A detail from Berlinde De Bruyckere’s Embalmed Twins II, soon to be on view at Maastricht’s Bonnefanten Museum.

“Thy roots are wrapped about the bones.” The exhibition “Berlinde de Bruyckere: Engelenkeel” opens on March 2 at Bonnefanten Museum in Massstricht, Netherlands. De Bruyckere’s father was a butcher. She knows about corporeality—muscle, bone, cartilage, sinew, skin—and she has a way of making fallen tree trunks, piled animal pelts, bloodied rags, and wax figures look like remains in metaphysical transformation—both scientific and sainted.

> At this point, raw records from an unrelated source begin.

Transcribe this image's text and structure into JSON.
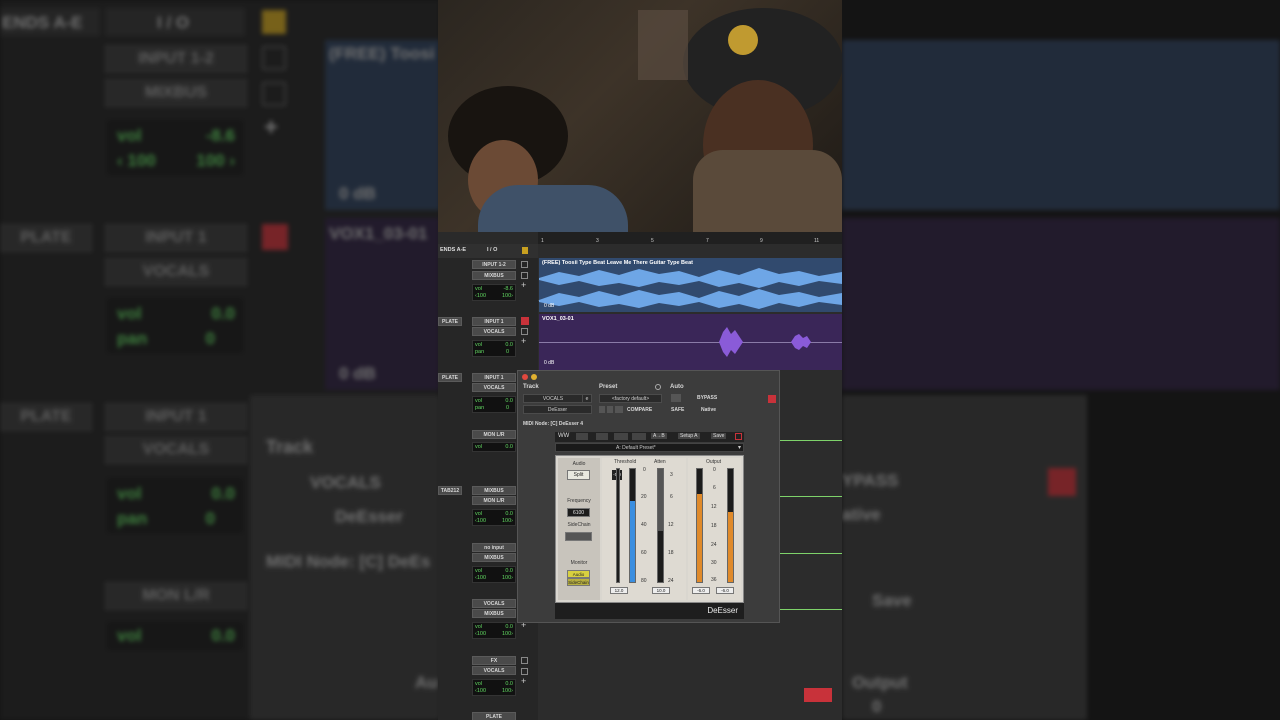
{
  "colors": {
    "accent_blue": "#6ea6e6",
    "accent_purple": "#8a5bd8",
    "meter_orange": "#e08a2a",
    "meter_blue": "#3a8ee0",
    "vol_green": "#61d861",
    "record_red": "#c8323a"
  },
  "background": {
    "header_left": "ENDS A-E",
    "header_io": "I / O",
    "input_12": "INPUT 1-2",
    "mixbus": "MIXBUS",
    "vol_label": "vol",
    "vol_value": "-8.6",
    "pan_left": "‹ 100",
    "pan_right": "100 ›",
    "clip_free": "(FREE) Toosi",
    "zero_db_1": "0 dB",
    "plate_1": "PLATE",
    "input_1": "INPUT 1",
    "vocals": "VOCALS",
    "vox_clip": "VOX1_03-01",
    "vol2_label": "vol",
    "vol2_value": "0.0",
    "pan2_label": "pan",
    "pan2_value": "0",
    "zero_db_2": "0 dB",
    "plate_2": "PLATE",
    "input_1b": "INPUT 1",
    "vocals_b": "VOCALS",
    "track_label": "Track",
    "vocals_c": "VOCALS",
    "deesser_c": "DeEsser",
    "vol3_label": "vol",
    "vol3_value": "0.0",
    "pan3_label": "pan",
    "pan3_value": "0",
    "midi_node": "MIDI Node: [C] DeEs",
    "mon_lr": "MON L/R",
    "vol4_label": "vol",
    "vol4_value": "0.0",
    "bypass_right": "YPASS",
    "native_right": "ative",
    "save_right": "Save",
    "output_right": "Output",
    "output_val_right": "0",
    "au_left": "Au"
  },
  "protools": {
    "header_sends": "ENDS A-E",
    "header_io": "I / O",
    "ruler": [
      "1",
      "3",
      "5",
      "7",
      "9",
      "11"
    ],
    "tracks": [
      {
        "send": "",
        "io_in": "INPUT 1-2",
        "io_out": "MIXBUS",
        "vol": "-8.6",
        "pan_l": "‹100",
        "pan_r": "100›"
      },
      {
        "send": "PLATE",
        "io_in": "INPUT 1",
        "io_out": "VOCALS",
        "vol": "0.0",
        "pan": "0"
      },
      {
        "send": "PLATE",
        "io_in": "INPUT 1",
        "io_out": "VOCALS",
        "vol": "0.0",
        "pan": "0"
      },
      {
        "send": "",
        "io_in": "MON L/R",
        "io_out": "",
        "vol": "0.0",
        "pan": ""
      },
      {
        "send": "TAB212",
        "io_in": "MIXBUS",
        "io_out": "MON L/R",
        "vol": "0.0",
        "pan_l": "‹100",
        "pan_r": "100›"
      },
      {
        "send": "",
        "io_in": "no input",
        "io_out": "MIXBUS",
        "vol": "0.0",
        "pan_l": "‹100",
        "pan_r": "100›"
      },
      {
        "send": "",
        "io_in": "VOCALS",
        "io_out": "MIXBUS",
        "vol": "0.0",
        "pan_l": "‹100",
        "pan_r": "100›"
      },
      {
        "send": "",
        "io_in": "FX",
        "io_out": "VOCALS",
        "vol": "0.0",
        "pan_l": "‹100",
        "pan_r": "100›"
      },
      {
        "send": "",
        "io_in": "PLATE",
        "io_out": "",
        "vol": "",
        "pan": ""
      }
    ],
    "clip_beat": "(FREE) Toosii Type Beat Leave Me There  Guitar Type Beat",
    "clip_vox": "VOX1_03-01",
    "zero_db": "0 dB",
    "plugin": {
      "track_label": "Track",
      "preset_label": "Preset",
      "auto_label": "Auto",
      "track_name": "VOCALS",
      "track_slot": "e",
      "preset_name": "<factory default>",
      "plugin_name": "DeEsser",
      "bypass": "BYPASS",
      "compare": "COMPARE",
      "safe": "SAFE",
      "native": "Native",
      "midi_node": "MIDI Node: [C] DeEsser 4",
      "ab_label": "A→B",
      "setup": "Setup A",
      "save": "Save",
      "preset_bar": "A: Default Preset*",
      "audio": "Audio",
      "split": "Split",
      "frequency": "Frequency",
      "freq_value": "6100",
      "sidechain": "SideChain",
      "monitor": "Monitor",
      "monitor_audio": "Audio",
      "monitor_sidechain": "SideChain",
      "threshold": "Threshold",
      "thresh_value": "-5.0",
      "atten": "Atten",
      "output": "Output",
      "thresh_scale": [
        "0",
        "20",
        "40",
        "60",
        "80"
      ],
      "atten_scale": [
        "3",
        "6",
        "12",
        "18",
        "24"
      ],
      "output_scale": [
        "0",
        "6",
        "12",
        "18",
        "24",
        "30",
        "36"
      ],
      "thresh_readout": "12.0",
      "atten_readout": "10.0",
      "out_readout_l": "-6.0",
      "out_readout_r": "-6.0",
      "brand": "DeEsser",
      "meter_levels": {
        "thresh_fill": 0.72,
        "atten_fill": 0.55,
        "out_l": 0.78,
        "out_r": 0.62
      }
    }
  }
}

Last year, asked to choose an image of comfort during the pandemic, de Bruyckere alighted on the Cristo morto sorretto da un angelo by Giorgione (circa 1502–1510), which shows the dead Christ supported by an angel. “The angel in the painting has wide, dark wings,” she said. “Warm wings that can cover the body and carry it away to a gentler place.” Its throat is pressed against the back of Christ’s neck. Is this what sparked the show’s title, which means “angel’s throat”? Is the throat as warm as the wings?